Lead Data Engineer
Fusemachines is a leading AI strategy, talent, and education services provider. Founded by Sameer Maskey Ph.D., Adjunct Associate Professor at Columbia University, Fusemachines has a core mission of democratizing AI. With a presence in 4 countries (Nepal, the United States, Canada, and the Dominican Republic and more than 250 full-time employees) Fusemachines seeks to bring its global expertise in AI to transform companies around the world.
About the role
This is a full time position
- Design and develop high-performance data architectures, which support data warehousing, real-time ETL, and batch big-data processing
- Design, develop, conducts unit testing, and maintain complex Tableau reports for scalability, manageability, extensibility, performance, and re-use.

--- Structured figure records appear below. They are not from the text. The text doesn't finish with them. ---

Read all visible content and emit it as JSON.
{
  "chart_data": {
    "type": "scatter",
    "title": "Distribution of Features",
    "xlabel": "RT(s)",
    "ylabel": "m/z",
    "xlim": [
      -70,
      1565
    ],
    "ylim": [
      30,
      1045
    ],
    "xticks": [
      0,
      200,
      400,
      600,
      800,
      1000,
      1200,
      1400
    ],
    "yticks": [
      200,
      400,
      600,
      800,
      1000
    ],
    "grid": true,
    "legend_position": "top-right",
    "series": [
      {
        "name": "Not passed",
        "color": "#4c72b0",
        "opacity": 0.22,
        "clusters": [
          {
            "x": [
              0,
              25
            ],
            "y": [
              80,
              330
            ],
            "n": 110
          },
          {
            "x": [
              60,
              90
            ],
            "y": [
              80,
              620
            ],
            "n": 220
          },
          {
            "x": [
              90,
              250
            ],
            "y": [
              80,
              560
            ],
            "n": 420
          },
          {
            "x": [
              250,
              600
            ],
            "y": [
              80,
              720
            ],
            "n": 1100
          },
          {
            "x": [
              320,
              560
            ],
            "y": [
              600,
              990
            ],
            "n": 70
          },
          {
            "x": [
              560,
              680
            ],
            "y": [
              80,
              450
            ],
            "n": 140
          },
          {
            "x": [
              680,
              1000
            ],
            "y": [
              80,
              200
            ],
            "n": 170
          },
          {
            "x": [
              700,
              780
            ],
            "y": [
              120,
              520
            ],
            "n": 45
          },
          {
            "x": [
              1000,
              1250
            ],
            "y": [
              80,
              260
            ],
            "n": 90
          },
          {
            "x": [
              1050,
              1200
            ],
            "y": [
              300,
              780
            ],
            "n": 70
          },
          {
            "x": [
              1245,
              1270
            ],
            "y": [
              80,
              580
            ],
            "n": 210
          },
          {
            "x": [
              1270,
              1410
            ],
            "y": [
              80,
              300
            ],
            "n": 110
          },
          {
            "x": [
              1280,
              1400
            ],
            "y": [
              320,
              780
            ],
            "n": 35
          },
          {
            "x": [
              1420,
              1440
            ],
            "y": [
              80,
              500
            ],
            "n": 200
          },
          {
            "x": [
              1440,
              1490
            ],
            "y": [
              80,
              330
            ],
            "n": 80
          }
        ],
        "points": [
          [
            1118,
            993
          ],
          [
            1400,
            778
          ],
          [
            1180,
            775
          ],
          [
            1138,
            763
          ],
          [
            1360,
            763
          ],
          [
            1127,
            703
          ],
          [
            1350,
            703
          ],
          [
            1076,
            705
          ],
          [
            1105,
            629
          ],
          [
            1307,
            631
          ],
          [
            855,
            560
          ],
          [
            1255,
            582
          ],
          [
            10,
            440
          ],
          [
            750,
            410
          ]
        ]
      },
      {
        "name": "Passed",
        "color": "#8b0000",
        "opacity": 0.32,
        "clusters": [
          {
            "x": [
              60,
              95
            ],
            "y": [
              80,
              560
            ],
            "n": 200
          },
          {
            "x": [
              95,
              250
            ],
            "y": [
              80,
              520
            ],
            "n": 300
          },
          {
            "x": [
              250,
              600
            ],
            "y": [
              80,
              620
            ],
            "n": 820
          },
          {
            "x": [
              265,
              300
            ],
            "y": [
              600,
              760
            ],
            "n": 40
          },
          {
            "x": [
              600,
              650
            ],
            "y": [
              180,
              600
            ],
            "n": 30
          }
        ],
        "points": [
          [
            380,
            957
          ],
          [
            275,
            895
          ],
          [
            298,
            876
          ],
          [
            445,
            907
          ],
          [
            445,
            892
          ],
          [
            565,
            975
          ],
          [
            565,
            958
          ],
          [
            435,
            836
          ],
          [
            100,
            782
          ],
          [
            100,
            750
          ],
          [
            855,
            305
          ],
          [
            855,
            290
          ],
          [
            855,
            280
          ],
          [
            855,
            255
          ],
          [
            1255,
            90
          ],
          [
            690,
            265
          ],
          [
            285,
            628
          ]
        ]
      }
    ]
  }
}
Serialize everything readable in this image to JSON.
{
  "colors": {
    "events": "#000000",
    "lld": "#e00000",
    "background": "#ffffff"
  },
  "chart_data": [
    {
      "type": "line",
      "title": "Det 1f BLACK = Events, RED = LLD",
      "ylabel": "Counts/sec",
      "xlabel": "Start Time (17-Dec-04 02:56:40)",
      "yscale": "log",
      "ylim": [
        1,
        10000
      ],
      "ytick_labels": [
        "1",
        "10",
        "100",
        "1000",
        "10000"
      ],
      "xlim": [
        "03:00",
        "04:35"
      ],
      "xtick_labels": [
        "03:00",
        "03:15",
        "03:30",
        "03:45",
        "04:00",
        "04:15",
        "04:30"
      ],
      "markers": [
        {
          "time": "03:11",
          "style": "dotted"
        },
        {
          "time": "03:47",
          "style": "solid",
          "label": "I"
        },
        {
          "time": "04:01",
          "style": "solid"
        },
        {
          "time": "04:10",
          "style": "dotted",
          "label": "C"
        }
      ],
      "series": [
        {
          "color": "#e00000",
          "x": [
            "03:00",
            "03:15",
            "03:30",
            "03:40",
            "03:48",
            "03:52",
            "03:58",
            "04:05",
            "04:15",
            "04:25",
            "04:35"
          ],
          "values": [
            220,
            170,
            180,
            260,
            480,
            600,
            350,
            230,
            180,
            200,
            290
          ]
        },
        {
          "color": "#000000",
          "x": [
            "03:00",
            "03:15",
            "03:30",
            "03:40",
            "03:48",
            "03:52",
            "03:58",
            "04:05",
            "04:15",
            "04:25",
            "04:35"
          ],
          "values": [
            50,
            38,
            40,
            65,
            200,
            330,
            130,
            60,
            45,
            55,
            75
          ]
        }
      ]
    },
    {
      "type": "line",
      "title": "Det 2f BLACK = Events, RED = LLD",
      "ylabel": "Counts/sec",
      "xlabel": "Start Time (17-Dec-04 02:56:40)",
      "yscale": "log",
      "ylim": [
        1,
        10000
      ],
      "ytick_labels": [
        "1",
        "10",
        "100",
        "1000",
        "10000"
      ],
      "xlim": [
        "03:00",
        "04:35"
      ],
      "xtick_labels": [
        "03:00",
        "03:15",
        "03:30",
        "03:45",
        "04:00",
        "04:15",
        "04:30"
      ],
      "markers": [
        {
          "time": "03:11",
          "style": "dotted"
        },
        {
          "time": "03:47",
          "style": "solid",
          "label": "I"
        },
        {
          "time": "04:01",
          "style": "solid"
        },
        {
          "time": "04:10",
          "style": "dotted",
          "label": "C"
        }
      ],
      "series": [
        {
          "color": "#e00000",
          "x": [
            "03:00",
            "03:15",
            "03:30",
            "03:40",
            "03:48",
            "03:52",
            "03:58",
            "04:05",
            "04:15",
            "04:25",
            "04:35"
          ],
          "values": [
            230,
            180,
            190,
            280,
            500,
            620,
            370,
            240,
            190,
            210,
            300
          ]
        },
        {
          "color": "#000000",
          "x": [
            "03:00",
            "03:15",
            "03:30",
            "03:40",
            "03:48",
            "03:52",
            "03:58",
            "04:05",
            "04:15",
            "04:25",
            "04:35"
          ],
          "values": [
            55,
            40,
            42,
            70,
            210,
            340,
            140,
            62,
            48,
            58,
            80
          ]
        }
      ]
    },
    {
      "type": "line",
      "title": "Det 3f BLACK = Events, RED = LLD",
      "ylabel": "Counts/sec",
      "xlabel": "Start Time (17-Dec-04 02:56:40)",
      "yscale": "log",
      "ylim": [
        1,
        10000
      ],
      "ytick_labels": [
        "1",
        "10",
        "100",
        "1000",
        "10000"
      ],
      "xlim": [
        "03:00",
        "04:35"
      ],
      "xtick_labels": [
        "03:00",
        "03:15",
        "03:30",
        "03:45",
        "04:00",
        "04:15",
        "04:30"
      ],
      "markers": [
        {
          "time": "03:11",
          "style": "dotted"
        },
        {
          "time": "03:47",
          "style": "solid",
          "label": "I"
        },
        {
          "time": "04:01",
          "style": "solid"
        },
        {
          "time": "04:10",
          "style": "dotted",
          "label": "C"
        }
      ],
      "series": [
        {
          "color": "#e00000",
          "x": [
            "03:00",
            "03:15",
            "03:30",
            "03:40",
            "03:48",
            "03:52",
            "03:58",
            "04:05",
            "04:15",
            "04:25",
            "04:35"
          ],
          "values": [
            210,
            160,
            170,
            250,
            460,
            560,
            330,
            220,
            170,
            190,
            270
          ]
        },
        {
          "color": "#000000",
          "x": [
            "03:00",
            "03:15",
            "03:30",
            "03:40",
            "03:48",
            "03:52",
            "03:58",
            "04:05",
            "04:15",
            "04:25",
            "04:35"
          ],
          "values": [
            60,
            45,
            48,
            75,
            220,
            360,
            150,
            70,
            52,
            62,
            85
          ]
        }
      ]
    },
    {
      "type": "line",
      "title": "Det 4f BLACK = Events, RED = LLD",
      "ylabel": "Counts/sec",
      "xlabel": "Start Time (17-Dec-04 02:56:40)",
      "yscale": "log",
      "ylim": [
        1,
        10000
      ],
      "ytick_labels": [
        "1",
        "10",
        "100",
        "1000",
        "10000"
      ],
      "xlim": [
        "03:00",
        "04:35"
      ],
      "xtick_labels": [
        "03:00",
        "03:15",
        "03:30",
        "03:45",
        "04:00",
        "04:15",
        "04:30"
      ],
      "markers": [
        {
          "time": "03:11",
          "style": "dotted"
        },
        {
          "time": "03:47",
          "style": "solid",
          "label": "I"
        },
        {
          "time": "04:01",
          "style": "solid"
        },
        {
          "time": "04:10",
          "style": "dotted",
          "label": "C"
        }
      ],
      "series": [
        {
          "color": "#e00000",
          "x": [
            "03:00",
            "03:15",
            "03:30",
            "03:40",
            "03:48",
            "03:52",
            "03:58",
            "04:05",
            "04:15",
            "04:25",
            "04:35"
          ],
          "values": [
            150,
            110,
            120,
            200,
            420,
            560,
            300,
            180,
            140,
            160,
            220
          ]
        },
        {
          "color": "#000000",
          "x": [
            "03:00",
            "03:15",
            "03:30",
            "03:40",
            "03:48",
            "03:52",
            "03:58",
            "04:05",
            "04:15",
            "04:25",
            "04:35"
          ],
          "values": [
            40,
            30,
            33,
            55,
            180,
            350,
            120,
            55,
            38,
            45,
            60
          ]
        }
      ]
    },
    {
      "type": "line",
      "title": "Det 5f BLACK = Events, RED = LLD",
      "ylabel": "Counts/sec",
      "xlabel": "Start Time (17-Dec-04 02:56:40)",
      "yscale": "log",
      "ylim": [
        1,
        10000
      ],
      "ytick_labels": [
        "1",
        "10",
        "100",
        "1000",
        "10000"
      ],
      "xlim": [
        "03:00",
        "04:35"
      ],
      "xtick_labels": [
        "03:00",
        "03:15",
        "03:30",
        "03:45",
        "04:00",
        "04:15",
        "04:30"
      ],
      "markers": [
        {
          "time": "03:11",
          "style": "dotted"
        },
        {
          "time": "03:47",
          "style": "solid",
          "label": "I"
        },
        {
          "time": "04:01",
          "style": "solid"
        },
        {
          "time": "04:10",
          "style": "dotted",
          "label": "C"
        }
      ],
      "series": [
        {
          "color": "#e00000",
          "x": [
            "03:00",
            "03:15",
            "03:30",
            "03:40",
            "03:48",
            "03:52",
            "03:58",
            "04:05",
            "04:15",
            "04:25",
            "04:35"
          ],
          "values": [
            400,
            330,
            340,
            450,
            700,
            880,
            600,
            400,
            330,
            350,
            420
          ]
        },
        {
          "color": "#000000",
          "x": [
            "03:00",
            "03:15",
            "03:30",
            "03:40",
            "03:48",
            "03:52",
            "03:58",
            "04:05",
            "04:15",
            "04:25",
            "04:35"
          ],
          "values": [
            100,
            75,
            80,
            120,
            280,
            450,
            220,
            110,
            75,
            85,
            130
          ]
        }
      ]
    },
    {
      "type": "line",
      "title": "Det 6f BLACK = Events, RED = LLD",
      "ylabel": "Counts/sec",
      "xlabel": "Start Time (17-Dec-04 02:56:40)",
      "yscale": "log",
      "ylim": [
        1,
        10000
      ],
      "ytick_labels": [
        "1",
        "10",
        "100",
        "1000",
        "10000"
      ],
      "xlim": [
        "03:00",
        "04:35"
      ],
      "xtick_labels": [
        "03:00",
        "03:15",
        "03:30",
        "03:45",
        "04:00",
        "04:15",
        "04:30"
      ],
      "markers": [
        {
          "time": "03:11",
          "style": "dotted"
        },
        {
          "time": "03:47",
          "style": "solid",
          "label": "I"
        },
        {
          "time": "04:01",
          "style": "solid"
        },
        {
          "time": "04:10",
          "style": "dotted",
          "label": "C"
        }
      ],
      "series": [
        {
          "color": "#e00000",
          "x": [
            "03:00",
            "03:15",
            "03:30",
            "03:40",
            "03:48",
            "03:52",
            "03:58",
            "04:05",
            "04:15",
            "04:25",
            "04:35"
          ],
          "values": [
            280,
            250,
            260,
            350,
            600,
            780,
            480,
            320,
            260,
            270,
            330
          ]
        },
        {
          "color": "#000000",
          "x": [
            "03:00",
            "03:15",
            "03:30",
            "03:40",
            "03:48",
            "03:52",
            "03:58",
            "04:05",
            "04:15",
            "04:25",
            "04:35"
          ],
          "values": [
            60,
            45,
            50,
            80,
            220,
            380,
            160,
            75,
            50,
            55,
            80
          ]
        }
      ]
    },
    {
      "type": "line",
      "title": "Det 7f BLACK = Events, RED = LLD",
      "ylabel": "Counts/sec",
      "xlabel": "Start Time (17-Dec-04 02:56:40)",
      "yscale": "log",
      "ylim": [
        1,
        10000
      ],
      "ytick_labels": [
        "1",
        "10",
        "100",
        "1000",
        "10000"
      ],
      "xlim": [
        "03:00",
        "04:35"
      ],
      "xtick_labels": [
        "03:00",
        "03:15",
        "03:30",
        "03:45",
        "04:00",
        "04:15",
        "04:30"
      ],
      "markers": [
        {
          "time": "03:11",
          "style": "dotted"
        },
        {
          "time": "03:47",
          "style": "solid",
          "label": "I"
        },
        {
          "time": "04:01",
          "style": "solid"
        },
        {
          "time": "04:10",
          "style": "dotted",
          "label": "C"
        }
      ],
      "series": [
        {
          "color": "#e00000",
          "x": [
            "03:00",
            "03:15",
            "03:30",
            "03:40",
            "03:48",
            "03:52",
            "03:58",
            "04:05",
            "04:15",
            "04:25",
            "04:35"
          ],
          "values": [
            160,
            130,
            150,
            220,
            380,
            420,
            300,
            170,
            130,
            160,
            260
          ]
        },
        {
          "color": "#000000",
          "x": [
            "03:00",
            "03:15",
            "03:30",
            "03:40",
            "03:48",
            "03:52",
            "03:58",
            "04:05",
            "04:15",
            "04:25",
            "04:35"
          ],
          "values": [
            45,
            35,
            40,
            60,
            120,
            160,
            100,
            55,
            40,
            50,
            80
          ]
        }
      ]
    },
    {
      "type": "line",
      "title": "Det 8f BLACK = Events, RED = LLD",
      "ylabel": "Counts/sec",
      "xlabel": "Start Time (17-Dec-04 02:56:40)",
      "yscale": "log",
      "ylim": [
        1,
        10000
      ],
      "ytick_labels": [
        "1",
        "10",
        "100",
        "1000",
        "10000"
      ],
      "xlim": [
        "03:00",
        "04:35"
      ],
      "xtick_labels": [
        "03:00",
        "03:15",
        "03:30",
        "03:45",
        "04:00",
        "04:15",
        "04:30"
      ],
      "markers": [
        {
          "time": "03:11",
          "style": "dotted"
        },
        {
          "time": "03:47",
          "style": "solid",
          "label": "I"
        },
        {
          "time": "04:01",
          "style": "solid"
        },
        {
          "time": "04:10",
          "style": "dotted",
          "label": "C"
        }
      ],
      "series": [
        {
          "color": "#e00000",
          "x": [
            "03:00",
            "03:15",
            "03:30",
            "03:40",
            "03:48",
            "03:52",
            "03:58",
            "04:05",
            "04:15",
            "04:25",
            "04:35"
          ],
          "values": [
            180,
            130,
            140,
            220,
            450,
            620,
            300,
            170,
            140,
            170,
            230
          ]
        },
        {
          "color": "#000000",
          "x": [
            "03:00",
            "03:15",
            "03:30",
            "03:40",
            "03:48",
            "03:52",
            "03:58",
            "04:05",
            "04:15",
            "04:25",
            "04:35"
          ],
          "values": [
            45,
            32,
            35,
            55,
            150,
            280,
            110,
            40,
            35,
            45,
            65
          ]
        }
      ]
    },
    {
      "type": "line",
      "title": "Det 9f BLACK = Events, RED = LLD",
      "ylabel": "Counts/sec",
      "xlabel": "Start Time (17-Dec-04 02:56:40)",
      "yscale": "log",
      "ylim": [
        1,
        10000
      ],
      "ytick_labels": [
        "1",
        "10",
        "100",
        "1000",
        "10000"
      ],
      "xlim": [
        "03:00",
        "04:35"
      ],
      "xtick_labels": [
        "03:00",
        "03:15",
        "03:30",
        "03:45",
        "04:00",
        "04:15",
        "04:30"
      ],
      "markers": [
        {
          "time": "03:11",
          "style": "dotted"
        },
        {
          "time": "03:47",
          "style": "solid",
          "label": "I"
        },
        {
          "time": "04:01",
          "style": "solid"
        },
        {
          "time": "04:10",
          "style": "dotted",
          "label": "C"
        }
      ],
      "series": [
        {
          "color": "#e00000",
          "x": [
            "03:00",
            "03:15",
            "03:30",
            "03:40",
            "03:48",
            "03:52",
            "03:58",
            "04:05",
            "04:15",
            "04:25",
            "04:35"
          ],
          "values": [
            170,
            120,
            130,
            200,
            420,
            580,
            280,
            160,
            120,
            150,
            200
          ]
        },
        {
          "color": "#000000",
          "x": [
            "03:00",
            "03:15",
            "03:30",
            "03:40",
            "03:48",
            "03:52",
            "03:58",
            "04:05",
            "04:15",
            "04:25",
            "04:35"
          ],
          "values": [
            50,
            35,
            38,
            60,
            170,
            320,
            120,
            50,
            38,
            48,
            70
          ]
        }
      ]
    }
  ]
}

- Resolve support tickets related to Tableau reports
- Collaborate with Product, Engineering, Science, Data analysts, and data scientists to implement rich and re-usable datasets/metrics
- Care about architecture, observability, testing, and building reliable infrastructure and pipelines
- Conduct Discovery of existing Data Infrastructure and Proposed Architecture
- Evaluate, design, and implement the data pipelines, data lineage, and data governance frameworks that are suitable for a modern analytics solution, considering industry-standard best practices and patterns.
- Data migration (if needed)
- Assess best practices and design a schema that matches business needs for delivering a modern analytics solution (descriptive, diagnostic, predictive, prescriptive)
- Possesses strong leadership skills with a willingness to lead, create Ideas, and be assertive
Requirements for the role
- 5+ years of real-world development experience with big-data platform
- Bachelor’s degree in computer science, data science, IT, or related field of study or equivalent experience
- Experience in tools like Talend and/or similar ETL tools
- Proven experience in developing and working Tableau driven dashboards, analytics
- Advanced Tableau development skills required
- Evaluated and implemented data solutions in AWS, Azure, or Google Cloud
- Experience with big data tools
- Experience with relational SQL and NoSQL databases, including Postgres, MongoDB, ElasticSearch
- Expert knowledge of SQL, Python, and database patterns and practices
- Experience with Spark/PySpark and other streaming data pipelines
- Knowledge of and aptitude for machine learning development and implementation
- Strong analytical skills
- High degree of organization, individual initiative, and personal accountability
- Astute with high resilience and the ability to achieve results and milestones in uncertain development situations.
Equal Opportunity Employer: Race, Color, Religion, Sex, Sexual Orientation, Gender Identity, National Origin, Age, Genetic Information, Disability, Protected Veteran Status, or any other legally protected group status.